Does a dark lantern give out light?

23 March 2019

9:00 AM

23 March 2019

9:00 AM

‘Does a dark lantern give out black light?’ asked my husband as if in delirium. He was reading a book I would have been enjoying if he hadn’t grabbed it. It is called 1776, being about London in that year, when Britain was losing its Empire of America. It’s by Justin Lovill, who ten years ago gave us an entertaining miscellany called Ringing Church Bells to Ward off Thunderstorms.

Anyway, my husband’s question concerned an incidental reference to a dark lantern, spelled lanthorn in the newspaper source quoted. It made me realise that I have never understood this apparatus. The spelling lanthorn is a piece of popular etymologising, based on lanterns almost always, before the 19th century I think, glazed with horn. Lanthorn was no semi-literate aberration, but a spelling used by respectable writers, including the co-author of the original Spectator (1711-12), Joseph Addison. Frederick Marryat, whom we always referred to as ‘Captain Marryat’, the author of The Children of the New Forest, still regarded in my young day as standard fare for children, happily used the spelling lanthorn in the 1840s.

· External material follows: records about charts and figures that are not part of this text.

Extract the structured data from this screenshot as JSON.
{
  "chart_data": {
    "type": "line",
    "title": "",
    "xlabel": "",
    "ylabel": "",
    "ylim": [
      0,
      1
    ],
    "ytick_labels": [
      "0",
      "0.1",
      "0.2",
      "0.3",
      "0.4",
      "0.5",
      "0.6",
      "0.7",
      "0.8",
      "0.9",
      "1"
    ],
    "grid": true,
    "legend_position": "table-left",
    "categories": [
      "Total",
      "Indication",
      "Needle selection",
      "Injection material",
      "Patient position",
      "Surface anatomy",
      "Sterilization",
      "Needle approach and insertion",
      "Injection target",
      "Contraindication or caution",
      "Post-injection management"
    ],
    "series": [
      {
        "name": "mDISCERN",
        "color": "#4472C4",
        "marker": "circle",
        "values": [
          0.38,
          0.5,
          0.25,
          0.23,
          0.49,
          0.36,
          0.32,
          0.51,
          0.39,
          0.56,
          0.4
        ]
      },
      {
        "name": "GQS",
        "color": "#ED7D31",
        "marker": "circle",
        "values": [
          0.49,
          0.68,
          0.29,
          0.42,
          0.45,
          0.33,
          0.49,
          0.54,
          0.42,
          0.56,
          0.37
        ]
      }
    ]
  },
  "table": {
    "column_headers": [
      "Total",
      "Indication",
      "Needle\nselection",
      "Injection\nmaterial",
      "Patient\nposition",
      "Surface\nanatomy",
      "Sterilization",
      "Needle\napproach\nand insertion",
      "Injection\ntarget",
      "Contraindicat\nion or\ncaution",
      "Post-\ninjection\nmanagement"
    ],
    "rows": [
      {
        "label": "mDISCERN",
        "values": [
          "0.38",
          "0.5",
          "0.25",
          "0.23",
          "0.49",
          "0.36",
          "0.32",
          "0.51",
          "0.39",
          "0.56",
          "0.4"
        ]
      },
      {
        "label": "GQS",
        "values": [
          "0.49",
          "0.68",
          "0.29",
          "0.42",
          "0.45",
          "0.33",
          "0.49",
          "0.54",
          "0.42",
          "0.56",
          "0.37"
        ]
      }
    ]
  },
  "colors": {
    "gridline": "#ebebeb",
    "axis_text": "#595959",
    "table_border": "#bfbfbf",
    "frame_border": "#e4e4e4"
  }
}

Like lamp, lantern comes from lampein, the ancient Greek for ‘shine’. (I’ve mentioned before the 16th-century German Protestant Johannes Oecolampadius, who adopted a learned Greek version of his original name Hussgen or Hausschein.) The historical process that produced the Latin lanterna from lampein was by the derivative noun lamper acquiring the suffix of the Latin lucerna (‘a lamp’, implicitly a clay oil-lamp).

A dark lantern is simply one that is light-proof except for a shutter that can be slid open to shine a beam. While we’re at it, I was also in some confusion about muffled oars. Could the blades be wrapped to stop the sound of splashing? No, I find that the part which sits in the rowlocks is muffled. That part is called by some the loom, though others mean by loom the whole shaft, while Captain Marryat limits it to the part inboard and William Falconer, whose long poem The Shipwreck (amplified in 1764) is accompanied by a detailed diagram of a ship and its rigging, means by loom only the handle of an oar. It seems the lantern of technical language can be dark indeed.